The study looked at recent research on lupus, rheumatoid arthritis, and heart disease. It synthesized findings from lab experiments and patient studies. The goal was to map out the signaling pathways that drive this loop and see how they affect disease progression.
One key player is a protein called Gasdermin D. It acts like a switch for pyroptosis. In some cases, it helps drive NET release. But the review notes it is not a universal executioner. Its role depends on the context and the type of cells involved.
Another protein, Gasdermin E, may be even more important. It helps immune cells talk to stromal cells, which are the support cells in tissues. This conversation can lead to structural damage, like bone erosion in joints or damage to the lining of blood vessels.

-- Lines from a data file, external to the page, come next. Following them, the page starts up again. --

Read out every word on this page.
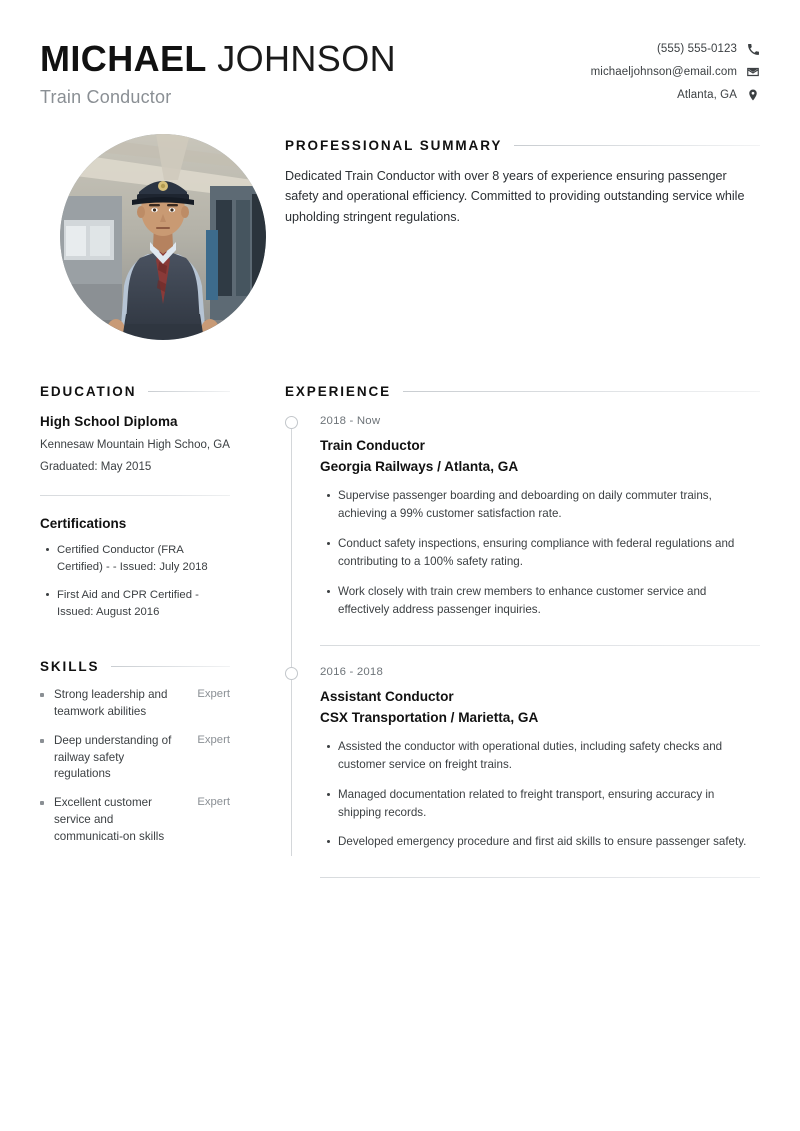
MICHAEL JOHNSON
Train Conductor
(555) 555-0123
michaeljohnson@email.com
Atlanta, GA
PROFESSIONAL SUMMARY
Dedicated Train Conductor with over 8 years of experience ensuring passenger safety and operational efficiency. Committed to providing outstanding service while upholding stringent regulations.
EDUCATION
High School Diploma
Kennesaw Mountain High Schoo, GA
Graduated: May 2015
Certifications
Certified Conductor (FRA Certified) - - Issued: July 2018
First Aid and CPR Certified - Issued: August 2016
SKILLS
Strong leadership and teamwork abilities
Expert
Deep understanding of railway safety regulations
Expert
Excellent customer service and communicati-on skills
Expert
EXPERIENCE
2018 - Now
Train Conductor
Georgia Railways / Atlanta, GA
Supervise passenger boarding and deboarding on daily commuter trains, achieving a 99% customer satisfaction rate.
Conduct safety inspections, ensuring compliance with federal regulations and contributing to a 100% safety rating.
Work closely with train crew members to enhance customer service and effectively address passenger inquiries.
2016 - 2018
Assistant Conductor
CSX Transportation / Marietta, GA
Assisted the conductor with operational duties, including safety checks and customer service on freight trains.
Managed documentation related to freight transport, ensuring accuracy in shipping records.
Developed emergency procedure and first aid skills to ensure passenger safety.
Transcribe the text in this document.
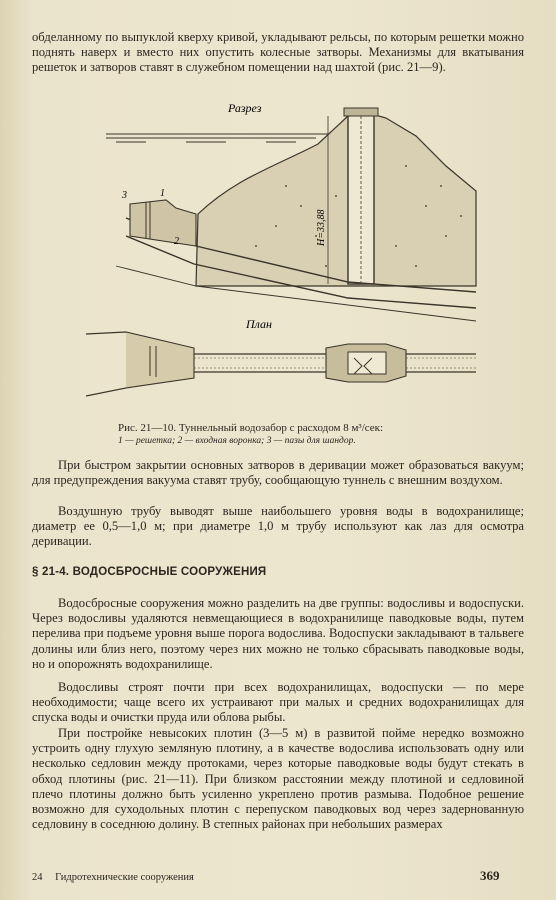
обделанному по выпуклой кверху кривой, укладывают рельсы, по которым решетки можно поднять наверх и вместо них опустить колесные затворы. Механизмы для вкатывания решеток и затворов ставят в служебном помещении над шахтой (рис. 21—9).

Разрез
H=33,88
3	1
2
План
Рис. 21—10. Туннельный водозабор с расходом 8 м³/сек:
1 — решетка; 2 — входная воронка; 3 — пазы для шандор.

При быстром закрытии основных затворов в деривации может образоваться вакуум; для предупреждения вакуума ставят трубу, сообщающую туннель с внешним воздухом.

Воздушную трубу выводят выше наибольшего уровня воды в водохранилище; диаметр ее 0,5—1,0 м; при диаметре 1,0 м трубу используют как лаз для осмотра деривации.

§ 21-4. ВОДОСБРОСНЫЕ СООРУЖЕНИЯ

Водосбросные сооружения можно разделить на две группы: водосливы и водоспуски. Через водосливы удаляются невмещающиеся в водохранилище паводковые воды, путем перелива при подъеме уровня выше порога водослива. Водоспуски закладывают в тальвеге долины или близ него, поэтому через них можно не только сбрасывать паводковые воды, но и опорожнять водохранилище.

Водосливы строят почти при всех водохранилищах, водоспуски — по мере необходимости; чаще всего их устраивают при малых и средних водохранилищах для спуска воды и очистки пруда или облова рыбы.

При постройке невысоких плотин (3—5 м) в развитой пойме нередко возможно устроить одну глухую земляную плотину, а в качестве водослива использовать одну или несколько седловин между протоками, через которые паводковые воды будут стекать в обход плотины (рис. 21—11). При близком расстоянии между плотиной и седловиной плечо плотины должно быть усиленно укреплено против размыва. Подобное решение возможно для суходольных плотин с перепуском паводковых вод через задернованную седловину в соседнюю долину. В степных районах при небольших размерах

24 Гидротехнические сооружения	369
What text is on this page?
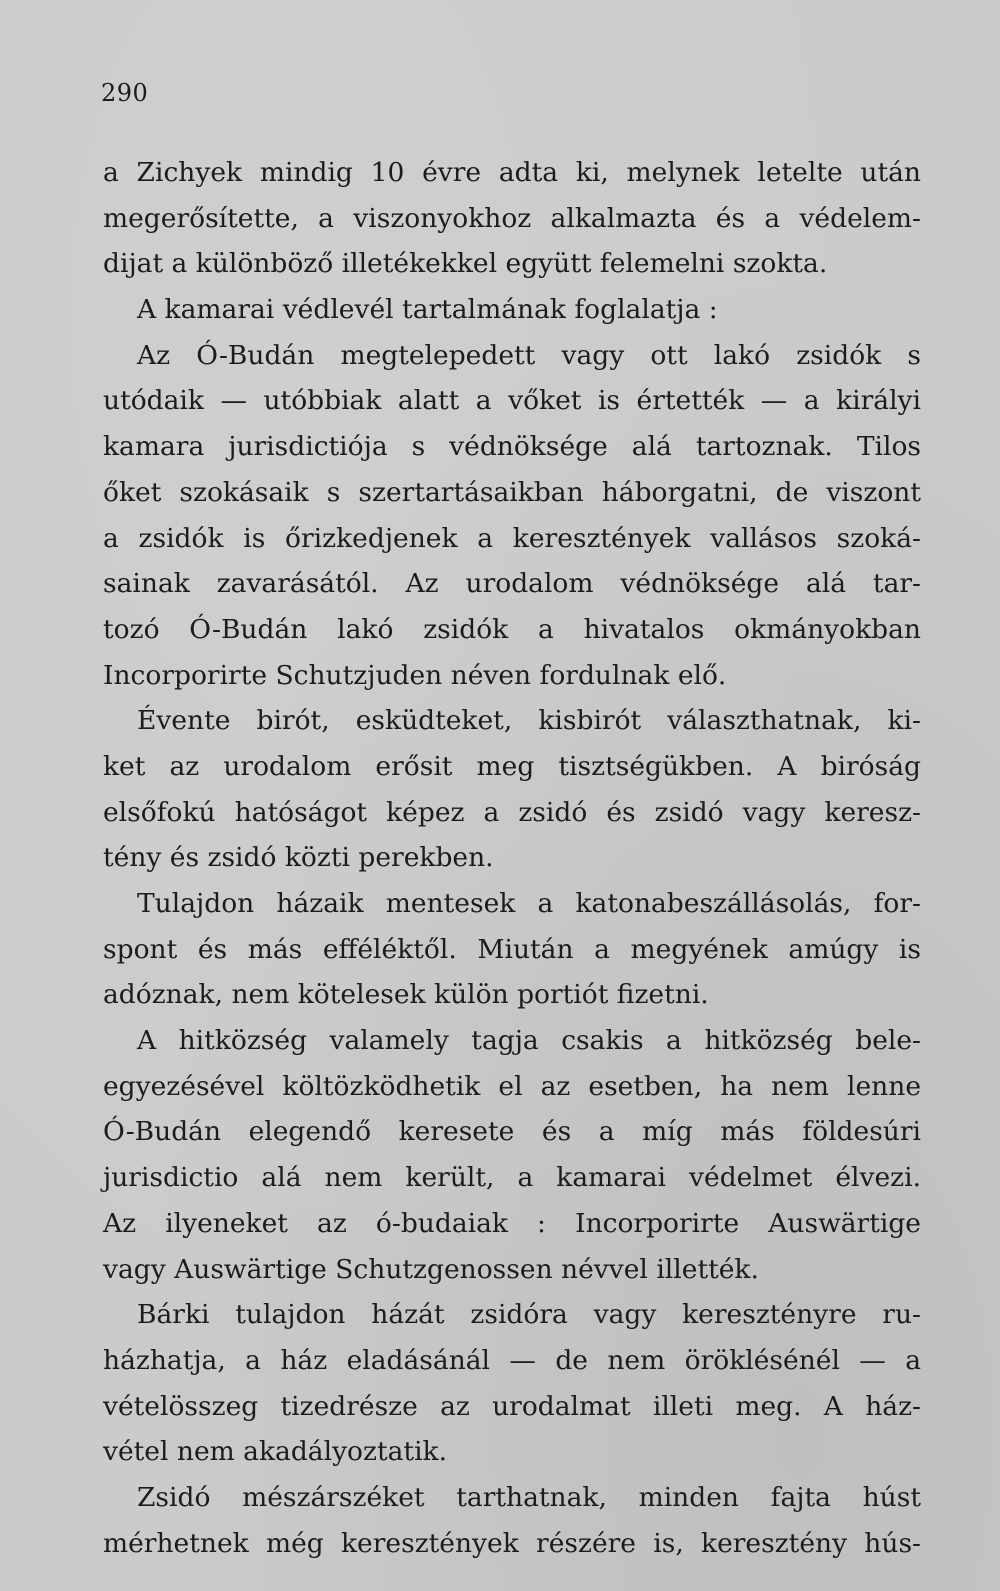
290
a Zichyek mindig 10 évre adta ki, melynek letelte után
megerősítette, a viszonyokhoz alkalmazta és a védelem-
dijat a különböző illetékekkel együtt felemelni szokta.
A kamarai védlevél tartalmának foglalatja :
Az Ó-Budán megtelepedett vagy ott lakó zsidók s
utódaik — utóbbiak alatt a vőket is értették — a királyi
kamara jurisdictiója s védnöksége alá tartoznak. Tilos
őket szokásaik s szertartásaikban háborgatni, de viszont
a zsidók is őrizkedjenek a keresztények vallásos szoká-
sainak zavarásától. Az urodalom védnöksége alá tar-
tozó Ó-Budán lakó zsidók a hivatalos okmányokban
Incorporirte Schutzjuden néven fordulnak elő.
Évente birót, esküdteket, kisbirót választhatnak, ki-
ket az urodalom erősit meg tisztségükben. A biróság
elsőfokú hatóságot képez a zsidó és zsidó vagy keresz-
tény és zsidó közti perekben.
Tulajdon házaik mentesek a katonabeszállásolás, for-
spont és más efféléktől. Miután a megyének amúgy is
adóznak, nem kötelesek külön portiót fizetni.
A hitközség valamely tagja csakis a hitközség bele-
egyezésével költözködhetik el az esetben, ha nem lenne
Ó-Budán elegendő keresete és a míg más földesúri
jurisdictio alá nem került, a kamarai védelmet élvezi.
Az ilyeneket az ó-budaiak : Incorporirte Auswärtige
vagy Auswärtige Schutzgenossen névvel illették.
Bárki tulajdon házát zsidóra vagy keresztényre ru-
házhatja, a ház eladásánál — de nem öröklésénél — a
vételösszeg tizedrésze az urodalmat illeti meg. A ház-
vétel nem akadályoztatik.
Zsidó mészárszéket tarthatnak, minden fajta húst
mérhetnek még keresztények részére is, keresztény hús-
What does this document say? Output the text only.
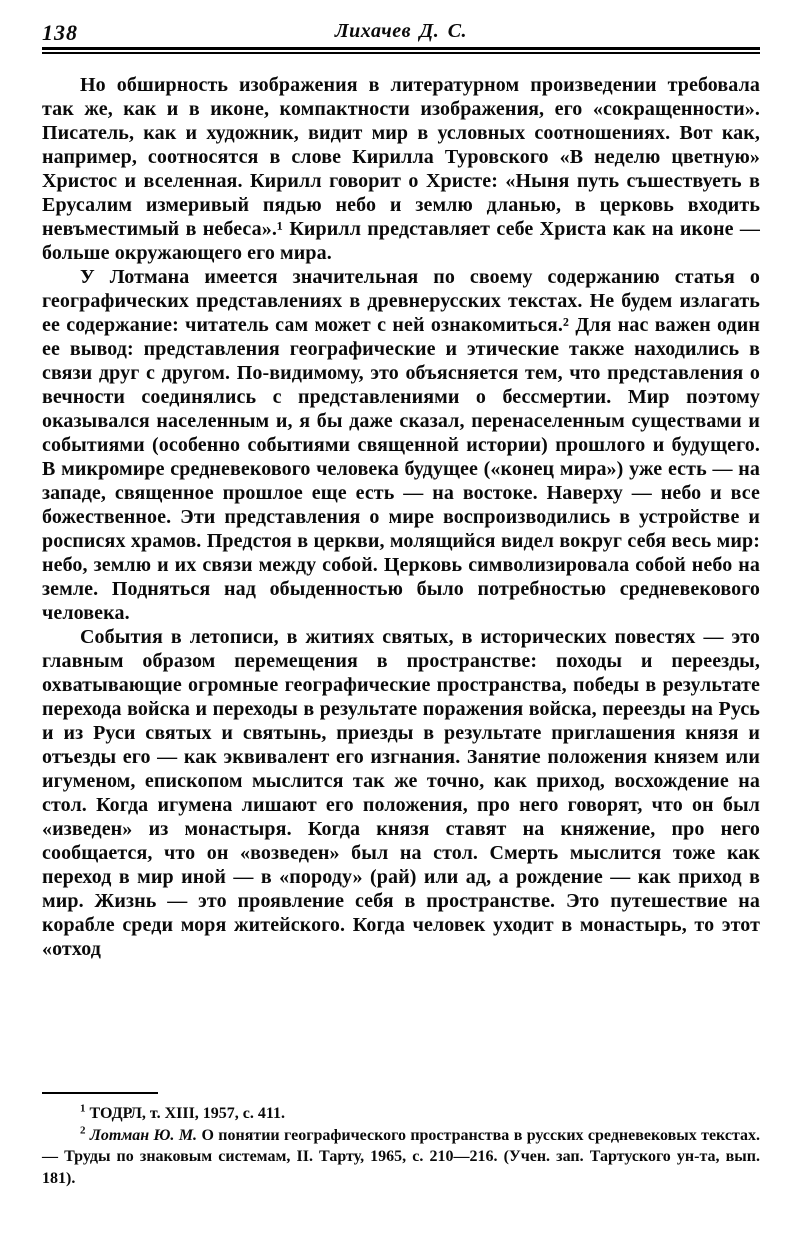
138	Лихачев Д. С.

Но обширность изображения в литературном произведении требовала так же, как и в иконе, компактности изображения, его «сокращенности». Писатель, как и художник, видит мир в условных соотношениях. Вот как, например, соотносятся в слове Кирилла Туровского «В неделю цветную» Христос и вселенная. Кирилл говорит о Христе: «Ныня путь съшествуеть в Ерусалим измеривый пядью небо и землю дланью, в церковь входить невъместимый в небеса».¹ Кирилл представляет себе Христа как на иконе — больше окружающего его мира.

У Лотмана имеется значительная по своему содержанию статья о географических представлениях в древнерусских текстах. Не будем излагать ее содержание: читатель сам может с ней ознакомиться.² Для нас важен один ее вывод: представления географические и этические также находились в связи друг с другом. По-видимому, это объясняется тем, что представления о вечности соединялись с представлениями о бессмертии. Мир поэтому оказывался населенным и, я бы даже сказал, перенаселенным существами и событиями (особенно событиями священной истории) прошлого и будущего. В микромире средневекового человека будущее («конец мира») уже есть — на западе, священное прошлое еще есть — на востоке. Наверху — небо и все божественное. Эти представления о мире воспроизводились в устройстве и росписях храмов. Предстоя в церкви, молящийся видел вокруг себя весь мир: небо, землю и их связи между собой. Церковь символизировала собой небо на земле. Подняться над обыденностью было потребностью средневекового человека.

События в летописи, в житиях святых, в исторических повестях — это главным образом перемещения в пространстве: походы и переезды, охватывающие огромные географические пространства, победы в результате перехода войска и переходы в результате поражения войска, переезды на Русь и из Руси святых и святынь, приезды в результате приглашения князя и отъезды его — как эквивалент его изгнания. Занятие положения князем или игуменом, епископом мыслится так же точно, как приход, восхождение на стол. Когда игумена лишают его положения, про него говорят, что он был «изведен» из монастыря. Когда князя ставят на княжение, про него сообщается, что он «возведен» был на стол. Смерть мыслится тоже как переход в мир иной — в «породу» (рай) или ад, а рождение — как приход в мир. Жизнь — это проявление себя в пространстве. Это путешествие на корабле среди моря житейского. Когда человек уходит в монастырь, то этот «отход

$^1$ ТОДРЛ, т. XIII, 1957, с. 411.

$^2$ Лотман Ю. М. О понятии географического пространства в русских средневековых текстах. — Труды по знаковым системам, II. Тарту, 1965, с. 210—216. (Учен. зап. Тартуского ун-та, вып. 181).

The review also highlights emerging treatments. One approach is to block an enzyme called peptidylarginine deiminase 4, or PAD4. This enzyme helps neutrophils release NETs. Blocking it may reduce NET-driven damage. Another approach is to block gasdermin pores, which could calm pyroptosis and lower inflammation.
This does not mean these treatments are available now.
Experts say this review offers a new way to understand the link between autoimmune disease and heart risk. It explains why inflammation in one part of the body can affect another. It also gives drug developers a clear target for future therapies.
For patients, this means more conversations with doctors about heart health. If you have lupus or rheumatoid arthritis, you may need regular heart checkups. It also means that future treatments could target both autoimmune symptoms and heart risk at the same time.
The review has some limits. It is a synthesis of existing studies, not a new experiment. Many of the findings come from lab models or small patient groups. More research is needed to confirm how this pathway works in larger, more diverse populations.
Looking ahead, researchers plan to test drugs that block NETs or pyroptosis in clinical trials. If successful, these treatments could help reduce both autoimmune flares and heart disease risk. It may take years, but the path forward is clearer now than before.